Use structured JSON logging
Include trace_id and span_id in all logs
Set appropriate log levels (don't over-log)
Never log passwords, keys, tokens, PII
Add contextual fields (user_id, request_id, etc.)
Implement log rotation to prevent disk overflow
Include stack traces for errors
Log entry/exit for important functions
Track execution time for performance monitoring
Sample high-volume logs to prevent storage/bandwidth issues
Use existing libraries (structlog, pino, zap, etc.)
Set up log aggregation (ELK, Loki, Datadog, etc.)

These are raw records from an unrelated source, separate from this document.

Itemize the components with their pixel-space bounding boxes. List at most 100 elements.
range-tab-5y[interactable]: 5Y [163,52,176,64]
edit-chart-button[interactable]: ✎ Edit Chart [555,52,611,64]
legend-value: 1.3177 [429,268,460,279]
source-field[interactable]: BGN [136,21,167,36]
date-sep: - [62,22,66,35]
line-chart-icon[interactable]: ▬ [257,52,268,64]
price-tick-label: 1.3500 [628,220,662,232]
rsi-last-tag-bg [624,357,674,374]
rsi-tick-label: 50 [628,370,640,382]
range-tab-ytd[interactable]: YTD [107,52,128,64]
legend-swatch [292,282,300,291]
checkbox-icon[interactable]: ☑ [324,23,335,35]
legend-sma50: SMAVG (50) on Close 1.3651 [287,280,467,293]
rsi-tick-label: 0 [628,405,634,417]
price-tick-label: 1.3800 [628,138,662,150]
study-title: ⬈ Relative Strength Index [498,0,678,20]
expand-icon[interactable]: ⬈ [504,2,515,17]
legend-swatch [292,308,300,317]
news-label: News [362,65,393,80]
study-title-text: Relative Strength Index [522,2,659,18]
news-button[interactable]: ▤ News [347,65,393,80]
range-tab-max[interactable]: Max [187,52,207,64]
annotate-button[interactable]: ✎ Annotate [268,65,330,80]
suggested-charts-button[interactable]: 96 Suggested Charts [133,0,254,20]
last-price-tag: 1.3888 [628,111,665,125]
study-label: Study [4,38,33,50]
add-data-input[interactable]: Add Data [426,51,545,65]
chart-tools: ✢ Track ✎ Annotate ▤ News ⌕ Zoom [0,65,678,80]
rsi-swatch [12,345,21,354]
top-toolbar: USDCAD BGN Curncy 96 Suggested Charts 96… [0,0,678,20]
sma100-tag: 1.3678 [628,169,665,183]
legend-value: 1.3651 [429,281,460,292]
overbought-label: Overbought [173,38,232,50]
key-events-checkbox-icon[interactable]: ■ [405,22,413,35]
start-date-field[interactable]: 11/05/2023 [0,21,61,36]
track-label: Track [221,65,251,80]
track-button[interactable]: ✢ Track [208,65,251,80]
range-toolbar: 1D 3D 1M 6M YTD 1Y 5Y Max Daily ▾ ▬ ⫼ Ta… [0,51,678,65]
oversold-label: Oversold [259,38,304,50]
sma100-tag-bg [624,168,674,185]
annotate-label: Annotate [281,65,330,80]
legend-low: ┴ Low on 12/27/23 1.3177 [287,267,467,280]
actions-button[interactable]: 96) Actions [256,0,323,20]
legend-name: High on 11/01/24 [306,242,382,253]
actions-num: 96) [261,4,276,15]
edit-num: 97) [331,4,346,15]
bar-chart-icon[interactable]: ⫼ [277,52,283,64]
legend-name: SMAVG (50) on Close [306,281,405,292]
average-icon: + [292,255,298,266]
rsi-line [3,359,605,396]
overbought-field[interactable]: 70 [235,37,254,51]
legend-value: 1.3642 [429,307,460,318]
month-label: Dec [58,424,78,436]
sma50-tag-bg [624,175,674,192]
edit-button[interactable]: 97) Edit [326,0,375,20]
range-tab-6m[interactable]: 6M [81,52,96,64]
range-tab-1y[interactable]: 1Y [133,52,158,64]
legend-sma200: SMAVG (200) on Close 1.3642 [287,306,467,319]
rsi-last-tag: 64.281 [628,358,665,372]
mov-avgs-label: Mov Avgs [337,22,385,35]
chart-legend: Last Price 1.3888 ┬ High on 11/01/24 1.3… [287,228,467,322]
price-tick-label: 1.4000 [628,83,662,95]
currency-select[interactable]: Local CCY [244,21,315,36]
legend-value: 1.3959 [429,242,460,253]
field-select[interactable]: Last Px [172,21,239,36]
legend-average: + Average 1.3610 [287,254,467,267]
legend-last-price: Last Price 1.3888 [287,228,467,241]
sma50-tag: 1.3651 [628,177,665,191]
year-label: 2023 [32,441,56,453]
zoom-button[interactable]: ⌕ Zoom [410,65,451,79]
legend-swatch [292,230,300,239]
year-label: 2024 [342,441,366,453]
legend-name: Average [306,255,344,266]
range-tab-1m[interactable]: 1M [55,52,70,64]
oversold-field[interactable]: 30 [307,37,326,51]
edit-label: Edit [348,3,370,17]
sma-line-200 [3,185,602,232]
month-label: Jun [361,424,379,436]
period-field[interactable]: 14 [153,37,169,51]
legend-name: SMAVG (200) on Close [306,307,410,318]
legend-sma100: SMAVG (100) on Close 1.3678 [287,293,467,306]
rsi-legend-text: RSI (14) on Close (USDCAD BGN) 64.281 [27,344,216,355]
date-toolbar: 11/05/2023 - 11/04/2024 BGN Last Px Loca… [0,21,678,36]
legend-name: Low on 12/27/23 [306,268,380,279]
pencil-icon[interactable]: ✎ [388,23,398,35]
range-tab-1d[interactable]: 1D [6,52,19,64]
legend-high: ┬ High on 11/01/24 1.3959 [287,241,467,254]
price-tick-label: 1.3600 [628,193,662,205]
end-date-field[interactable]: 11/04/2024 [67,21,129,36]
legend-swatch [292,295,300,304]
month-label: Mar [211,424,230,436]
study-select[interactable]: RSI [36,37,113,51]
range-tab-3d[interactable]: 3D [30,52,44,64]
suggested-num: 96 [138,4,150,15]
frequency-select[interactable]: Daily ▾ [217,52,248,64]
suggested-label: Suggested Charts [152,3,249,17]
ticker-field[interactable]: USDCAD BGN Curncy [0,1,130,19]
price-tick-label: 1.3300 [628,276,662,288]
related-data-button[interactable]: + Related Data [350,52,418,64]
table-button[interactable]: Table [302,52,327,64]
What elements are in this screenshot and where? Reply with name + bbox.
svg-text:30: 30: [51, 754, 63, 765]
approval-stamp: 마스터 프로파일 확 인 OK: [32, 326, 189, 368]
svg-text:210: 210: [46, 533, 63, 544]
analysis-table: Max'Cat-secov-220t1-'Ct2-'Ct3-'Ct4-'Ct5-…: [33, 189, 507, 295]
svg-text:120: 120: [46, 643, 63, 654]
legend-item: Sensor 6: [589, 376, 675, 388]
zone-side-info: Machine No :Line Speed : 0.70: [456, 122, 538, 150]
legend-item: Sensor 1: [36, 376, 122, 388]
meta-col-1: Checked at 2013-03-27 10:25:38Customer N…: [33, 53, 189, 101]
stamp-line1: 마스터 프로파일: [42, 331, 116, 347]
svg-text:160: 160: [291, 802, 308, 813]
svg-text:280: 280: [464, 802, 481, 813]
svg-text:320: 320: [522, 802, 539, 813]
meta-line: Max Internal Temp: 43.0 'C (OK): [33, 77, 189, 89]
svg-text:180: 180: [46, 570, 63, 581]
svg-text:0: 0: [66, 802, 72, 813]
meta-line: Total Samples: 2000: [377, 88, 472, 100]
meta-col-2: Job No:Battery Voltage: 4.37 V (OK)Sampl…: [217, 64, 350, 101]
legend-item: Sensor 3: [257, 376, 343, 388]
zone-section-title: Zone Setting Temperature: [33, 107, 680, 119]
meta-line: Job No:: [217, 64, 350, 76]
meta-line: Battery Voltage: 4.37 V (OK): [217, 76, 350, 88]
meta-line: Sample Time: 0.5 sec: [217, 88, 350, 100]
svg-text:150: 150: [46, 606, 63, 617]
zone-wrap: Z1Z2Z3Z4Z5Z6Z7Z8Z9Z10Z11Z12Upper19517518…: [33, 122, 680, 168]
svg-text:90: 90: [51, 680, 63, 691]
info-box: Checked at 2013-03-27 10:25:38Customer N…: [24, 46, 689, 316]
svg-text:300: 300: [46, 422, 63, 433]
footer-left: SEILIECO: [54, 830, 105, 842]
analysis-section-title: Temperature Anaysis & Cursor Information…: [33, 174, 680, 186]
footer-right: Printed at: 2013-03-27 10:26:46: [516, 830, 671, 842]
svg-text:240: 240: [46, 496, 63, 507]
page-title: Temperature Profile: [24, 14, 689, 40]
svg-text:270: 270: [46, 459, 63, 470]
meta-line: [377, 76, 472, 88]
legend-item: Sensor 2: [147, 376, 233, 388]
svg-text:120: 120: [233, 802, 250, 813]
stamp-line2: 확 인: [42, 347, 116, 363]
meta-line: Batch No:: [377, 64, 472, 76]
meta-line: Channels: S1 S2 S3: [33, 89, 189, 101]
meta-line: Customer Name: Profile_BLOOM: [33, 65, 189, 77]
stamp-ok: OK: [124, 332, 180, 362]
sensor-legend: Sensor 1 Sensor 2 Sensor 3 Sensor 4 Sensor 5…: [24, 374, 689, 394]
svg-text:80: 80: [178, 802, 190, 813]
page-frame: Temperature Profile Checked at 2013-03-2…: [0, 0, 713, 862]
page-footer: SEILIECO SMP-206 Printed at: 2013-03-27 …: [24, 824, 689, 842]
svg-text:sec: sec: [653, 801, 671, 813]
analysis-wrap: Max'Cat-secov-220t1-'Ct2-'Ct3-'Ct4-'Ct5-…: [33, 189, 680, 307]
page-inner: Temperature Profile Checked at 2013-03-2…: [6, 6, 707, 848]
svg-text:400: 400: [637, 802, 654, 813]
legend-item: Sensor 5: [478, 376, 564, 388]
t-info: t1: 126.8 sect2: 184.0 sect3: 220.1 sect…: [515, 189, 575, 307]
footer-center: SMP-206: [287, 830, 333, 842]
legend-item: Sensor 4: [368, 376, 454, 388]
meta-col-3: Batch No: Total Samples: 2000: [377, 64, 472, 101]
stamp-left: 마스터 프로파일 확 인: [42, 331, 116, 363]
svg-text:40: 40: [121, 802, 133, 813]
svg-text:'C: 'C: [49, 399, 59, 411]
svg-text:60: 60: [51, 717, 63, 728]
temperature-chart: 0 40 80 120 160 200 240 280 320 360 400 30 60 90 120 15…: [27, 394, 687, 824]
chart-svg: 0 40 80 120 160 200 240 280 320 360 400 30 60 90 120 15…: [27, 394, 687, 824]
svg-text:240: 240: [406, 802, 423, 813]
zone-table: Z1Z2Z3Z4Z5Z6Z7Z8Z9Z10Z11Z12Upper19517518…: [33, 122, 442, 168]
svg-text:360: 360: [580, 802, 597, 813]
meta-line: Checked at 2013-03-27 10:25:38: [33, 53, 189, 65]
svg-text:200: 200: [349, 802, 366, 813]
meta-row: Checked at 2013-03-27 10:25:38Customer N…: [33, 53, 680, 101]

Create alerting rules for critical errors
Document logging patterns in team guidelines
Review logs regularly to spot issues early

Activate this skill when: working with logging systems, distributed tracing, debugging, monitoring, performance analysis, or observability-related tasks.

Combine with: development-philosophy (fail-fast debugging), security-first-design (never log secrets), testing-workflow (use logs to verify behavior).